My sister and I, 3000 miles away from New York City and completely bewildered, followed him to our tiny dining room where my mother stood glued to the small Panasonic television. She seemed to be watching a scene from a movie that kept playing over and over again. I watched as a tiny object hit the building, an explosion erupted, and the building crumbled to the ground almost instantly. The scene replayed over, and over, and over. “Why is this happening?” my sister touched my mother’s arm. “They think it’s terrorists,” she replied, never averting her eyes.

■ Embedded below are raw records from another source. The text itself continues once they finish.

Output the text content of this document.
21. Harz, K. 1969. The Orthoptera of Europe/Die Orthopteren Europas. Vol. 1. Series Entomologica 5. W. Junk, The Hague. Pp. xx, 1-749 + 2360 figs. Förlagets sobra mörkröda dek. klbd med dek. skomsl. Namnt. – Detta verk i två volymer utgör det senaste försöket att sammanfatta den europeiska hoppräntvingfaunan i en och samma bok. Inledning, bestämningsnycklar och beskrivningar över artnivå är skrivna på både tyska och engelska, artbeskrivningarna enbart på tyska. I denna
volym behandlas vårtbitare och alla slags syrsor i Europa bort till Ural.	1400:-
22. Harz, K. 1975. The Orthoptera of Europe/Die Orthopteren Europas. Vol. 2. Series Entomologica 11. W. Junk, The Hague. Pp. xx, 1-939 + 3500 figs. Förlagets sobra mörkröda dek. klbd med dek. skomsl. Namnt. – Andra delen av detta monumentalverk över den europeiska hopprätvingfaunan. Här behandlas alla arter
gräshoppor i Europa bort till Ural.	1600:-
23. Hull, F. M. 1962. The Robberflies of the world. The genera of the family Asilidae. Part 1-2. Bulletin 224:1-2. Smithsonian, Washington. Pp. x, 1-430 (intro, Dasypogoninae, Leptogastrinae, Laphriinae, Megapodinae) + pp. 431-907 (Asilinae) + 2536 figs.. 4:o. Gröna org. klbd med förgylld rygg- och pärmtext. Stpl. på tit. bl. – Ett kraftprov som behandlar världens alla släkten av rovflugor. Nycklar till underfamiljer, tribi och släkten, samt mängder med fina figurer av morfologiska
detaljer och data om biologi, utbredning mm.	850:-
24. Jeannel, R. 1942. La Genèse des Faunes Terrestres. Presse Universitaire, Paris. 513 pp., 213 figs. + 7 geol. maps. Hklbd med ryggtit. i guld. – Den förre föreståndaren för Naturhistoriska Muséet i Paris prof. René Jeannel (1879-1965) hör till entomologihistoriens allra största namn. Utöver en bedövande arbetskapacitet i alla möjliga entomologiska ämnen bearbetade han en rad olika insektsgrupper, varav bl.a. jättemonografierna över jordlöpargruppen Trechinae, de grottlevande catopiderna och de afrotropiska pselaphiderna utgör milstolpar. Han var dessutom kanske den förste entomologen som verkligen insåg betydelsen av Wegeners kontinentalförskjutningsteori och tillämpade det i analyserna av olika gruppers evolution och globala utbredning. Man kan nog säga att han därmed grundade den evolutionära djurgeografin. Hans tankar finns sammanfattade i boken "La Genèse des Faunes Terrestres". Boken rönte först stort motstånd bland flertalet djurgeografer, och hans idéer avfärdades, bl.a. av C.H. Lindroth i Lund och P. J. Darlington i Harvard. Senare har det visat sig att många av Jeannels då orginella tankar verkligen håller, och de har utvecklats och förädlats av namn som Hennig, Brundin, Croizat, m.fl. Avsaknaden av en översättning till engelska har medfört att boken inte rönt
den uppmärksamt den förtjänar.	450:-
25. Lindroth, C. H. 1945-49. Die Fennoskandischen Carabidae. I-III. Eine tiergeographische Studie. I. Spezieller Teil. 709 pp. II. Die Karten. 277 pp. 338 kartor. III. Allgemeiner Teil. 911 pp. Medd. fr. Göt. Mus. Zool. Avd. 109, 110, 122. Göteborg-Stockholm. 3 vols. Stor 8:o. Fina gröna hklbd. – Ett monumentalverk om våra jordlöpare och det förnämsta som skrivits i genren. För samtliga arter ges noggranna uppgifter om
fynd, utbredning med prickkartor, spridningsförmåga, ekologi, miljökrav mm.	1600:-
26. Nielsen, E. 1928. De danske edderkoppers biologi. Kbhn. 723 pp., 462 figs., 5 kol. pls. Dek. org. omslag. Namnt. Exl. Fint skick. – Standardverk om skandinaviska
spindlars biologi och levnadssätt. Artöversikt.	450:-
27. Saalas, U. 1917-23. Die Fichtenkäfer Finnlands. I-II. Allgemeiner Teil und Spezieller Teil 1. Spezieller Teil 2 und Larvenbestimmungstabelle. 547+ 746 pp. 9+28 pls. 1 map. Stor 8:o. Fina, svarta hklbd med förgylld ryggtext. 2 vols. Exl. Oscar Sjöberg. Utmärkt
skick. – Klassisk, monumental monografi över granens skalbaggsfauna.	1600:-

In the next two hours, my father drove us to our small Catholic school as he would any Tuesday. Our neighbor Grayson carpooled with us. When we approached the school, the normal line of cars for drop off was no where to be found. We pulled up to the entrance and Coach Val, our P.E. teacher, met us at my father’s car. “School’s cancelled today,” she informed us. We drove home. Grayson and I tried to find a movie to see, but decided against it. “I think I should go home,” he said, and walked home.

I called my grandmother, the smartest person I knew. I felt so confused. Why would anyone fly airplanes into a building and kill thousands of people? I heard her voice on the other end of the phone. “Grandma,” I paused. “Is this like Pearl Harbor? Do you remember that?”

9066

 

My grandmother remembered exactly where she was when Japanese planes attacked Pearl Harbor. “My sister and I were playing outside with toys our father brought us from Japan,” she explained. Her father was in the Navy. “As soon as we heard what happened, we took those expensive, rare toys and we smashed them. We wanted nothing to do with anything Japanese. That was like affirming the enemy and what they did to our country.”

In college I wrote my honors thesis about the parallels between the attack on Pearl Harbor and the attacks on the twin towers and the Pentagon. My mission was to demonstrate that the aftermath of Pearl Harbor had caused significant civil rights violations for Japanese Americans and several other marginalized groups at the time, and that now, 70 years later, Muslim Americans and others were experiencing the very same violations in different ways. I poured over records of illegal surveillance, deportation, and hate crimes on American citizens. The inspiration for my project was twofold: Japan had become a second home for me after studying there for a year, and as a member of USC’s Student Interfaith Council, I had developed a deep friendship with another member of the Council: an Egyptian-American Muslim woman.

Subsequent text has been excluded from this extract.